Shohibul Hikayat adalah seni pelipur lara (Melayu) dan dapat diartikan yaitu Shohib yang artinya Si Tukang/Punya dan Hikayat yang berarti Cerita, jika digabungkan dapat berarti Si Tukang/Punya Cerita.

“Sebagaimana Stand Up Comedy yang sedang booming dan dapat pula kita sebut Hikayat yang disampaikan dan diambil dari Shohibul Hikayat bagian-bagian humornya saja. Atau bisa juga dikatakan bahwa Stand Up Komedi adalah Shohibul Hikayat Banyolan,” (17 Oktober 2015, Yahya Andi Saputra)

Namun bila kembali kita berbicara mengenai Shohibul Hikayat lengkap, kita dapat melihat atau pun membaca naskah-naskah Hikayat yang ditulis oleh Muhammad Bakir sekitar tahun 1800-an yang berjumlah 40 Hikayat. Diantara Hikayat tersebut adalah Hikayat Lakon Jaka Sakura, Hikayat Asal Mulanya Wayang, Syair Cerita Wayang, Wayang Atjuna, Hikayat Purusara, Hikayat Seri Rama, serta Hikayat Syekh Abdulkadir Jaelani.

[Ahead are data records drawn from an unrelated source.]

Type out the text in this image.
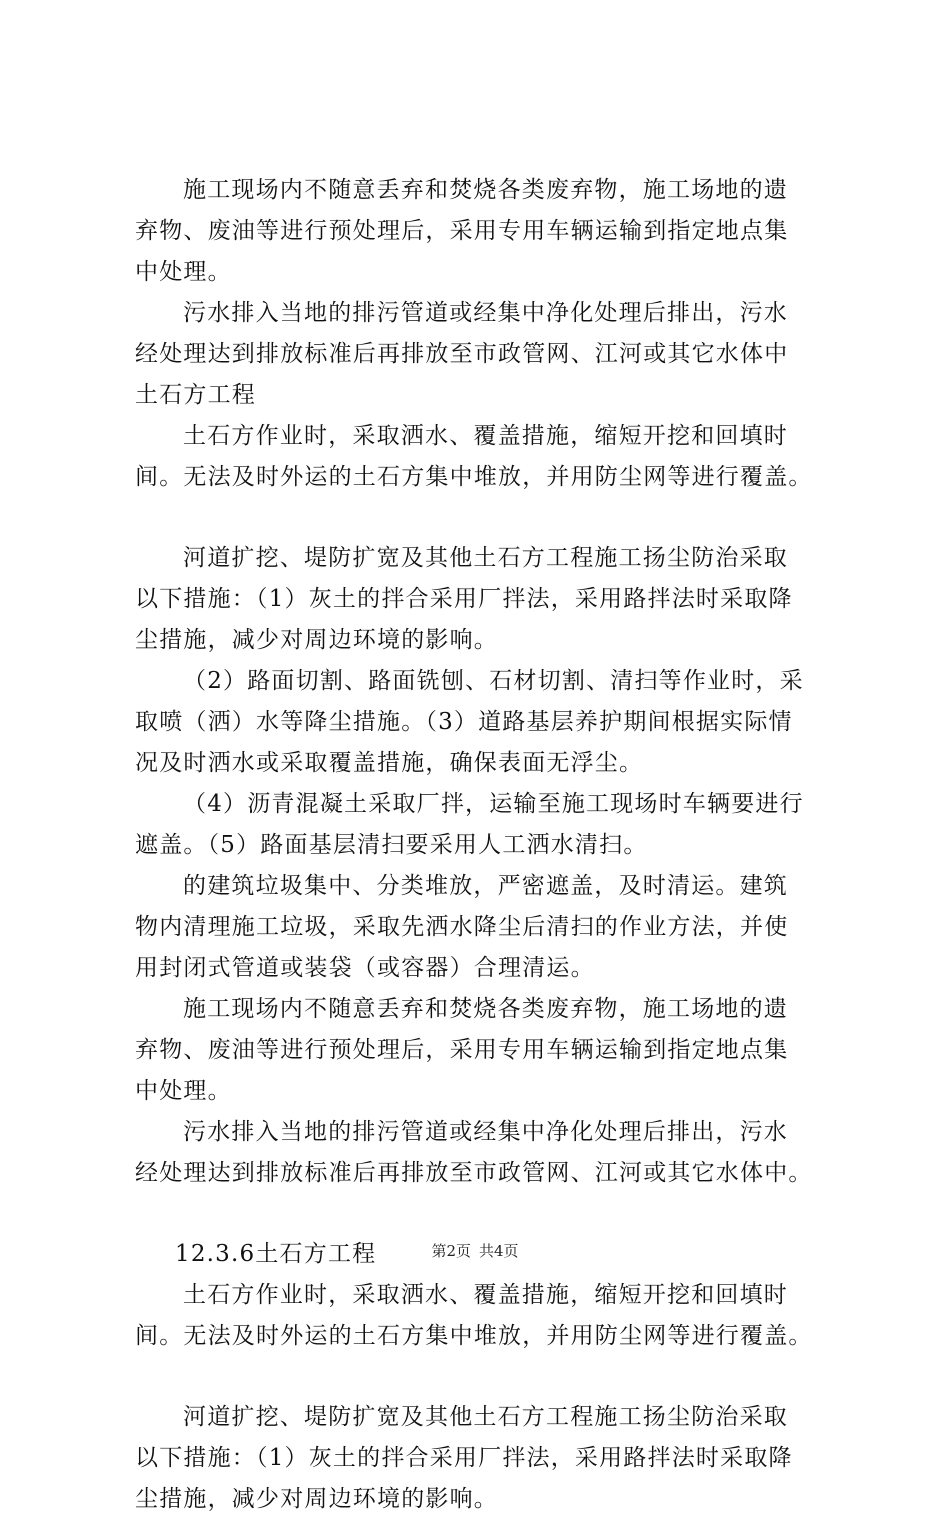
施工现场内不随意丢弃和焚烧各类废弃物，施工场地的遗
弃物、废油等进行预处理后，采用专用车辆运输到指定地点集
中处理。
污水排入当地的排污管道或经集中净化处理后排出，污水
经处理达到排放标准后再排放至市政管网、江河或其它水体中
土石方工程
土石方作业时，采取洒水、覆盖措施，缩短开挖和回填时
间。无法及时外运的土石方集中堆放，并用防尘网等进行覆盖。
河道扩挖、堤防扩宽及其他土石方工程施工扬尘防治采取
以下措施：（1）灰土的拌合采用厂拌法，采用路拌法时采取降
尘措施，减少对周边环境的影响。
（2）路面切割、路面铣刨、石材切割、清扫等作业时，采
取喷（洒）水等降尘措施。（3）道路基层养护期间根据实际情
况及时洒水或采取覆盖措施，确保表面无浮尘。
（4）沥青混凝土采取厂拌，运输至施工现场时车辆要进行
遮盖。（5）路面基层清扫要采用人工洒水清扫。
的建筑垃圾集中、分类堆放，严密遮盖，及时清运。建筑
物内清理施工垃圾，采取先洒水降尘后清扫的作业方法，并使
用封闭式管道或装袋（或容器）合理清运。
施工现场内不随意丢弃和焚烧各类废弃物，施工场地的遗
弃物、废油等进行预处理后，采用专用车辆运输到指定地点集
中处理。
污水排入当地的排污管道或经集中净化处理后排出，污水
经处理达到排放标准后再排放至市政管网、江河或其它水体中。
12.3.6土石方工程
土石方作业时，采取洒水、覆盖措施，缩短开挖和回填时
间。无法及时外运的土石方集中堆放，并用防尘网等进行覆盖。
河道扩挖、堤防扩宽及其他土石方工程施工扬尘防治采取
以下措施：（1）灰土的拌合采用厂拌法，采用路拌法时采取降
尘措施，减少对周边环境的影响。
第2页 共4页
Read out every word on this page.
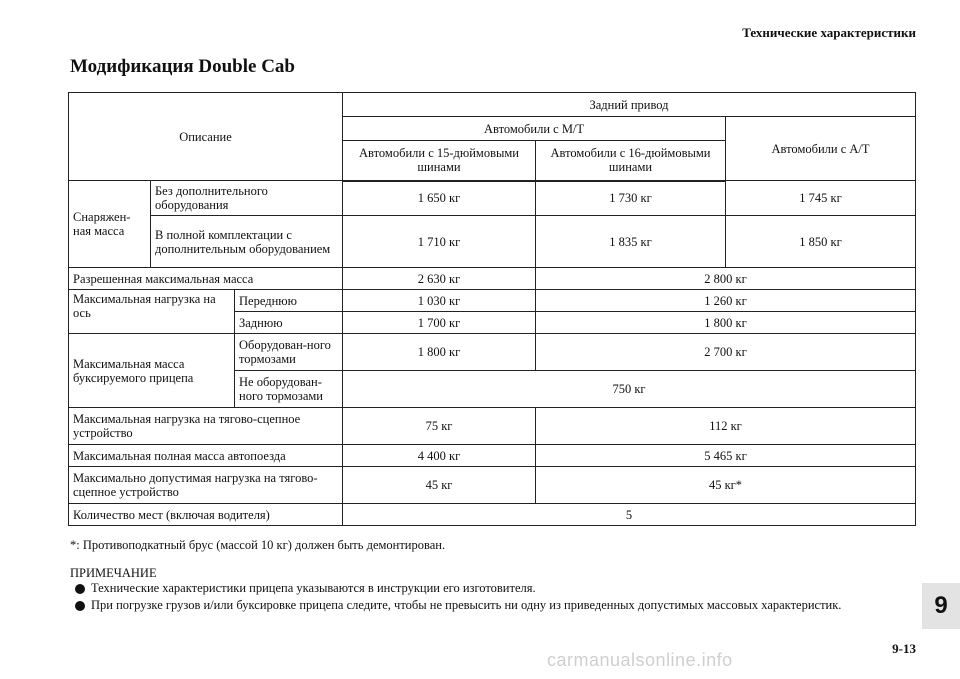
Технические характеристики
Модификация Double Cab
Описание			Задний привод		
			Автомобили с M/T		Автомобили с A/T
			Автомобили с 15-дюймовыми шинами	Автомобили с 16-дюймовыми шинами	
Снаряжен-ная масса	Без дополнительного оборудования		1 650 кг	1 730 кг	1 745 кг
	В полной комплектации с дополнительным оборудованием		1 710 кг	1 835 кг	1 850 кг
Разрешенная максимальная масса			2 630 кг	2 800 кг	
Максимальная нагрузка на ось		Переднюю	1 030 кг	1 260 кг	
		Заднюю	1 700 кг	1 800 кг	
Максимальная масса буксируемого прицепа		Оборудован-ного тормозами	1 800 кг	2 700 кг	
		Не оборудован-ного тормозами	750 кг		
Максимальная нагрузка на тягово-сцепное устройство			75 кг	112 кг	
Максимальная полная масса автопоезда			4 400 кг	5 465 кг	
Максимально допустимая нагрузка на тягово-сцепное устройство			45 кг	45 кг*	
Количество мест (включая водителя)			5		
*: Противоподкатный брус (массой 10 кг) должен быть демонтирован.
ПРИМЕЧАНИЕ
Технические характеристики прицепа указываются в инструкции его изготовителя.
При погрузке грузов и/или буксировке прицепа следите, чтобы не превысить ни одну из приведенных допустимых массовых характеристик.	9
9-13
carmanualsonline.info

Shohibul Hikayat bisa dikembangkan (eksplorasi) dengan menggunakan nyanyian atau pun pantun dan dengan bahasa “alay” asalkan jangan “lebay” serta mengalir sesuai perkembangan yang ada, fleksibel sesuai kondisi.

“Selain itu, pewarisan Shohibul Hikayat di sekolah harus ada modul dan kurikulum. Namun demikian tidak seluruhnya dapat memadai karena sesuai dengan kemampuan individu penyampai Hikayat tersebut,” (17 Oktober 2015, Yahya Andi Saputra)

Dalam kebudayaan Indonesia kita mengenal beberapa folklore yang sudah mendarah daging dan menjadi ciri khas budaya di tanah air. Folklore adalah budaya yang terus berkembang di dalam masyarakat diantaranya : Folklore Dance, Folklore Musik, Folklore Teater. Folklore yang jarang sekali kita temui pada masa kini yaitu sastra lisan atau teater tutur yang menjadi cikal bakal dari kesusastraan bahasa Indonesia.

Sebagaimana sastra lisan atau teater tutur Betawi yang menyuguhkan tontonan menjadi tuntunan, diantaranya : Buleng, Shohibul Hikayat, Gambang Rancag, Jantuk. Dan sastra lisan atau teater tutur Betawi tersebut sudah jarang ditampilkan atau hilang tergerus kemajuan jaman.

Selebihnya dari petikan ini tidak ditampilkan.